Advertisement
Advertisement

Site sale a new high for Shanghai

A development site along the Suzhou River in Shanghai has sold for a record 52,855 yuan (HK$60,096) per square metre, largely due to the high cost of relocating affected residents.

State-owned hotel and theme park operator OCT Enterprises won the 133,144 square metre site in Zhabei district for 7.02 billion yuan, 49 per cent above the 4.7 billion yuan reserve price. The district government spent 3.8 billion yuan relocating residents from the area.

Interested developers were asked to pay a deposit of 1.88 billion yuan, which meant only two developers took part in the bidding. On top of that, the winner must now pay 50 per cent of the price within 15 days.

The other bidder was a group formed by Hong Kong-listed SPG Land (Holdings), which owns the Peninsula Hotel on the Bund.

According to the land sale document, participants had to have a track record in managing luxury hotel chains.

'It is a new high in mainland land prices,' said Jim Yip Kin-shing, the head of the investment department at DTZ (North China).

The accommodation value of the site was more than another in Nanjing Road, Shanghai's busiest shopping area, that sold on Monday.
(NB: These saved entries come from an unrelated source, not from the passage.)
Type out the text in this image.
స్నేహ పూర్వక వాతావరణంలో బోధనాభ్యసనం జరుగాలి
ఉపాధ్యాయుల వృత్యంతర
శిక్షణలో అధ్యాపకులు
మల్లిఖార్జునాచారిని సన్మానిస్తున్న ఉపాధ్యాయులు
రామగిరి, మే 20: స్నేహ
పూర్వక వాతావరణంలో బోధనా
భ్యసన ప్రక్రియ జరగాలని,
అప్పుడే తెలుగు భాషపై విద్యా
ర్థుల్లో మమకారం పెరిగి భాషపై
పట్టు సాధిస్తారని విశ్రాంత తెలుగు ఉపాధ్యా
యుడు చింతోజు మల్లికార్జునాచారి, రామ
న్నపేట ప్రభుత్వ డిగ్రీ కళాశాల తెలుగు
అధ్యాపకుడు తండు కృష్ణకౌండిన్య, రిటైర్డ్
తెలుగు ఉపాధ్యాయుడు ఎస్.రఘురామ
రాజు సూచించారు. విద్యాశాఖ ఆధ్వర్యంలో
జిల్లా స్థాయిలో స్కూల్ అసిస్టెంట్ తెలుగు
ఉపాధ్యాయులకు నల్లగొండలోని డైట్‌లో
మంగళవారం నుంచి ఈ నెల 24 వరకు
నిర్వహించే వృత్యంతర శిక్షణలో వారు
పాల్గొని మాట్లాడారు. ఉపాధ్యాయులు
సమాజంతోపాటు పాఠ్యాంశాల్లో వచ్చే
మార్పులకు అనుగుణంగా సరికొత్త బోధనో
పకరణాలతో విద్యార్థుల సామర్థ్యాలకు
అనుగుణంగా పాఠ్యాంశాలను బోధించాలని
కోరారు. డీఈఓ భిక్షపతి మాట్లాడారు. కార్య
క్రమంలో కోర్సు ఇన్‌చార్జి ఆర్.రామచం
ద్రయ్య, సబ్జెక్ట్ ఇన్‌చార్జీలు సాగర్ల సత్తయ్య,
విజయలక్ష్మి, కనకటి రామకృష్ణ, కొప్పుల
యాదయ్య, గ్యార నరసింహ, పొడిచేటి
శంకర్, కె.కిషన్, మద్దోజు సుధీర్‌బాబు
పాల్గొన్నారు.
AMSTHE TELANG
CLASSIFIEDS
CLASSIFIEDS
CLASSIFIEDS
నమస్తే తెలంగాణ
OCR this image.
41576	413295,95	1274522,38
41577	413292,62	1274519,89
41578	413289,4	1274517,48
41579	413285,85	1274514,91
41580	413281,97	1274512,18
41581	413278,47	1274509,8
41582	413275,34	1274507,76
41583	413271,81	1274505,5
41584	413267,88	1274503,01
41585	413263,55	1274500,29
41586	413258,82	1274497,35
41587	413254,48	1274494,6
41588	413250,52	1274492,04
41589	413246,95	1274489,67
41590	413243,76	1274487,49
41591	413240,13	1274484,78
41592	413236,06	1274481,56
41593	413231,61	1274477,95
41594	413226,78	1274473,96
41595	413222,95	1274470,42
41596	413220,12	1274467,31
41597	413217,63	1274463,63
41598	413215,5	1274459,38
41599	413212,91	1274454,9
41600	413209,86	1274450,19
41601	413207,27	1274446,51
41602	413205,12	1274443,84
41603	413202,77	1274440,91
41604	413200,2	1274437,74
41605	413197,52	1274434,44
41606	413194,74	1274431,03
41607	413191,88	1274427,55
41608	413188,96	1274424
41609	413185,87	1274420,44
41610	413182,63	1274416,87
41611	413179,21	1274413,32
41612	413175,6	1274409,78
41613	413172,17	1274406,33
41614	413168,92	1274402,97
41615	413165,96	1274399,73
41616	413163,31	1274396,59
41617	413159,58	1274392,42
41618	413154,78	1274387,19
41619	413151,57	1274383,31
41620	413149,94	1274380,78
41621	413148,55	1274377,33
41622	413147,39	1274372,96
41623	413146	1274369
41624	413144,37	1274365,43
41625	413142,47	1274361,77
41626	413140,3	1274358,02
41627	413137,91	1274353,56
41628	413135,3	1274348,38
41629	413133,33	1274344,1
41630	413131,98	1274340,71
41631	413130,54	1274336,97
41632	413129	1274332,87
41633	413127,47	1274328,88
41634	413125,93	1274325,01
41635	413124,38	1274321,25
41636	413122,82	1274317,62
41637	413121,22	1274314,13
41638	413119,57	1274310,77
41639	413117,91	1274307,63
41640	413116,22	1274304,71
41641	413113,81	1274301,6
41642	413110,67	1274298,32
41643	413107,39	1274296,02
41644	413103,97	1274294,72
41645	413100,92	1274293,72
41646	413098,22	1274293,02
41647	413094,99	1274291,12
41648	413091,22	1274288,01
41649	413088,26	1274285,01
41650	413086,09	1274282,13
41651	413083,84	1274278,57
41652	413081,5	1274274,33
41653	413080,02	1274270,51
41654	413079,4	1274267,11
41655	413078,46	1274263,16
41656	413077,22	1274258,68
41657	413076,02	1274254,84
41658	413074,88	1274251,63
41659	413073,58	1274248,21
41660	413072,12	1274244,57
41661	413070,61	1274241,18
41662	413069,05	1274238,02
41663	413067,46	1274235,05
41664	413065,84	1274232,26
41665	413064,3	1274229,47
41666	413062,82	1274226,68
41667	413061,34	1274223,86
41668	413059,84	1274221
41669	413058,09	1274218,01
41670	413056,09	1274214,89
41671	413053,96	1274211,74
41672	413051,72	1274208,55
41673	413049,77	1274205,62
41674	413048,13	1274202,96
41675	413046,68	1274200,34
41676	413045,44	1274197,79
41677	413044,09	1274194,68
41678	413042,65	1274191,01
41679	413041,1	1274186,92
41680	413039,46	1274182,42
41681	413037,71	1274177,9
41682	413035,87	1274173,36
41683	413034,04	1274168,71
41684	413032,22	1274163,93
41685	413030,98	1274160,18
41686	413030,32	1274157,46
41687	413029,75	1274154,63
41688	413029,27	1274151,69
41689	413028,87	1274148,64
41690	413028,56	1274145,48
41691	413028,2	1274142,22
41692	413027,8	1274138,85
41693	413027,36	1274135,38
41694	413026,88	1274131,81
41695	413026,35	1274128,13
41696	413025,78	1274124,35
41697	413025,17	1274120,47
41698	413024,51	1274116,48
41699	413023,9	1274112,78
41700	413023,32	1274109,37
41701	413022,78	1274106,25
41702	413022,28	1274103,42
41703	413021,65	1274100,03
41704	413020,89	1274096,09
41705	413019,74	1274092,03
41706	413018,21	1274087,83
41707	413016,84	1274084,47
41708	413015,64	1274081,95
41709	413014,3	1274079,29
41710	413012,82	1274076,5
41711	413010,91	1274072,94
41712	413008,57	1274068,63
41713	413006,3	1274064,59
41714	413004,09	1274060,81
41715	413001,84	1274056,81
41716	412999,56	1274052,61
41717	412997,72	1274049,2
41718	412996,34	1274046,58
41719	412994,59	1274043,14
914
That 13,709 square metre East Nanjing Road site went to a joint venture formed by two Shanghai-listed companies - Shanghai New Huang Pu Real Estate and Shanghai New World - for 3.41 billion yuan or 51,868 yuan per square metre.
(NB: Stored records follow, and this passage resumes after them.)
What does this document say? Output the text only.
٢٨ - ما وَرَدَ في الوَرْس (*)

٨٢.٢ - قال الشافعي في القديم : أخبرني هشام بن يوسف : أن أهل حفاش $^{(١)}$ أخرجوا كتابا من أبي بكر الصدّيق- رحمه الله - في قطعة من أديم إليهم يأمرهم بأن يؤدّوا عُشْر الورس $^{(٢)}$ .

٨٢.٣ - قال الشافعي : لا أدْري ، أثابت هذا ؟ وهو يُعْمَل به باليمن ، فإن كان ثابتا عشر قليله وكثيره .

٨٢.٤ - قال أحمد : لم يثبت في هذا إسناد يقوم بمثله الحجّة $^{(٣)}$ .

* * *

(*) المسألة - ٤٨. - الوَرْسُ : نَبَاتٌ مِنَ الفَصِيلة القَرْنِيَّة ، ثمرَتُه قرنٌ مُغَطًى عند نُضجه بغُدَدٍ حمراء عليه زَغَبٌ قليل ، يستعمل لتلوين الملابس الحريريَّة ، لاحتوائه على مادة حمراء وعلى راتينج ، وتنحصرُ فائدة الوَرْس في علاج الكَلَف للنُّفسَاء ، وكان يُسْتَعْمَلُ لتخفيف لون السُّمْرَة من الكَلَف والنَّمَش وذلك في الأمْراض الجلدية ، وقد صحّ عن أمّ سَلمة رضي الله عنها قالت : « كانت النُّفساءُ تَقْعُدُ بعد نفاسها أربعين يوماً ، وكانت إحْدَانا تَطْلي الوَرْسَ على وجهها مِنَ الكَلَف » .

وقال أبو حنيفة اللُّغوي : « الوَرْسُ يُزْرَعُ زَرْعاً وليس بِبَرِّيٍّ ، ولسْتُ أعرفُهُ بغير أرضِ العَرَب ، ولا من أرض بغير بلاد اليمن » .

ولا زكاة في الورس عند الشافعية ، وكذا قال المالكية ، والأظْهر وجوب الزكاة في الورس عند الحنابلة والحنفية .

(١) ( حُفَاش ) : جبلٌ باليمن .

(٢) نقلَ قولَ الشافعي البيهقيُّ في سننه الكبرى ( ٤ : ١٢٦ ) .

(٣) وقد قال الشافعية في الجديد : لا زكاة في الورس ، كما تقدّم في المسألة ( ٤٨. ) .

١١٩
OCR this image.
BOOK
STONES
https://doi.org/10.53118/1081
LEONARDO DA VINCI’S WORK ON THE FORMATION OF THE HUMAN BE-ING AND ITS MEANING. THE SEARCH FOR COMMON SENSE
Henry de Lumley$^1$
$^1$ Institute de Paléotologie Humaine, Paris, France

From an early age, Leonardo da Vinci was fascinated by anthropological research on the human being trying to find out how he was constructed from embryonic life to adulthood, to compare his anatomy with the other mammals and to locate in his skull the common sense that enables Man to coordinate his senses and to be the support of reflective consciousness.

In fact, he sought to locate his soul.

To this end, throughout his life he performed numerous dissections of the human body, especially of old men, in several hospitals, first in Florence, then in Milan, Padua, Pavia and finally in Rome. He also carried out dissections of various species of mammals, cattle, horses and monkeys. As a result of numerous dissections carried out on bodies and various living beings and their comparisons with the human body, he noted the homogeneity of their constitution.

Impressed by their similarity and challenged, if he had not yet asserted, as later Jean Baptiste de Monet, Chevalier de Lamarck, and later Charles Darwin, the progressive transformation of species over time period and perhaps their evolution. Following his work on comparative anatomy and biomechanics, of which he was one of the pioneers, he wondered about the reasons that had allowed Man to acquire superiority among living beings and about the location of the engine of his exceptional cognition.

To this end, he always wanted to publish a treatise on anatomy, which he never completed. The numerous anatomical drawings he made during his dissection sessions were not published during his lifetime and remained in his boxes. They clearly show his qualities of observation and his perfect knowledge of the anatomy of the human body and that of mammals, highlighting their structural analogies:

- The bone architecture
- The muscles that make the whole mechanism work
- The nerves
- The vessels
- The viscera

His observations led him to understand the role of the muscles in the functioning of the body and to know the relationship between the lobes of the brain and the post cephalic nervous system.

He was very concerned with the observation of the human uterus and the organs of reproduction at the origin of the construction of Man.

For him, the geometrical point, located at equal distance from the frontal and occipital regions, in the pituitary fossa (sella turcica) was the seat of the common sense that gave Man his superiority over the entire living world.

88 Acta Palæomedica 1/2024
Albert Lau, the managing director of property consultant Savills Shanghai, said the price paid for the Zhabei site showed the developer was bullish about the city's outlook.

Separately, SPG Land announced it had acquired two residential sites in Wuxi for a combined 4.95 billion yuan. And Shanghai Forte Land announced earlier this week that it had paid US$328 million for a residential project in Changning district, in Shanghai.